Barcos RC: La mejor actividad padre-hijo

Los barcos de radio control son una gran manera de pasar el tiempo y disfrutar, ya sea solo o acompañado por tu familia. De hecho, si tu hijo tiene ya edad suficiente para ponerse al mando de un barco RC, es una excusa perfecta para estar juntos y construir una relación padre-hijo sano y duradera.

Los barcos RC se clasifican de varias maneras diferentes. Una forma es según el uso general, tales como las embarcaciones deportivas y los corredores. Otra forma en que los barcos se clasifican es según el combustible que alimenta el barco. Los tres tipos de motores que impulsan las embarcaciones son eléctricos, de gas, y nitro. Cada versión tiene sus entusiastas fervientes, pero los barcos RC eléctricos son los más populares entre los tres. Y, si quieres comprar un barco para pilotarlo junto a tu hijo, el eléctrico es el más indicado.
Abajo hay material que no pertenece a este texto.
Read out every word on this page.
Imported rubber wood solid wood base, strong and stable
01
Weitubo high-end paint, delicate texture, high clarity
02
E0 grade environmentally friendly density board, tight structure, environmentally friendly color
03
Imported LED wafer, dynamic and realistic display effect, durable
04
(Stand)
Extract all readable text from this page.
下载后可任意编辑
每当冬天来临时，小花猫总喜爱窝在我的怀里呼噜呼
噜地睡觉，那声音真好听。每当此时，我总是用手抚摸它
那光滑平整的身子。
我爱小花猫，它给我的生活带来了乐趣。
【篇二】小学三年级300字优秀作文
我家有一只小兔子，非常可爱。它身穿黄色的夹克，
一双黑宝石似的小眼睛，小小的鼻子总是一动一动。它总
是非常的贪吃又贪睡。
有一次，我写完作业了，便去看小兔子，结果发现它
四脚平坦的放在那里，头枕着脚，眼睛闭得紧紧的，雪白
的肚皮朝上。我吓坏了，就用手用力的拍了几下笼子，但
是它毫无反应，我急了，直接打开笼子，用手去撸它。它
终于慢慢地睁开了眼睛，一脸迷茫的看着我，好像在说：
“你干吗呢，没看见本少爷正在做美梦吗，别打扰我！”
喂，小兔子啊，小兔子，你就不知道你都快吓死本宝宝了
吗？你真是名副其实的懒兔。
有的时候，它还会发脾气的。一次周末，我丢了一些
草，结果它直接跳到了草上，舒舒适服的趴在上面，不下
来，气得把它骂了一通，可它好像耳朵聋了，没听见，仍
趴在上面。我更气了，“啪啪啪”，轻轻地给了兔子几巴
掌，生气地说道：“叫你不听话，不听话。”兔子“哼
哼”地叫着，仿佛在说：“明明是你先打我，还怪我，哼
Los modelos eléctricos son rápidos, seguros y fáciles de usar.

El diseño de los barcos RC puede variar, pero los mejores modelos son maquetas de embarcaciones reales. Otros modelos populares están diseñados como réplicas de barcos de guerra, barcos pirata y lanchas rápidas. Para disfrutar de una carrera en familia lo mejor es adquirir diversos modelos y competir ya sea por una ruta circular o por un circuito más elaborado. La emoción de la competición y las bromas y fanfarronadas convertirán la carrera en una fantástica experiencia familiar.

Si todavía no te has convencido y te inquieta el coste de los aparatos, no te preocupes. El coste de un barco RC no es excesivo: tienes una amplia gama de modelos a precio asequible (poco más de 30 euros) y los más “profesionales” cuestan poco más de 100 euros. Los recambios tampoco son caros: las hélices más baratas cuestan unos 4 euros y las más caras no llegan a 15 euros. Ten en cuenta también que los modelos eléctricos son más fáciles de mantener que los de motor de gas o nitro.

El aprendizaje también es muy importante: enseña a tu hijo a pilotar antes de comenzar las carreras. Enséñale a ser prudente, pues un accidente a pocos minutos del inicio de la sesión no es nada divertido. Tómate tu tiempo y asegúrate de que tu hijo ha interiorizado bien todo lo que tiene que hacer. Cuando haya desarrollado la habilidad necesaria ya podréis empezar a competir y a correr.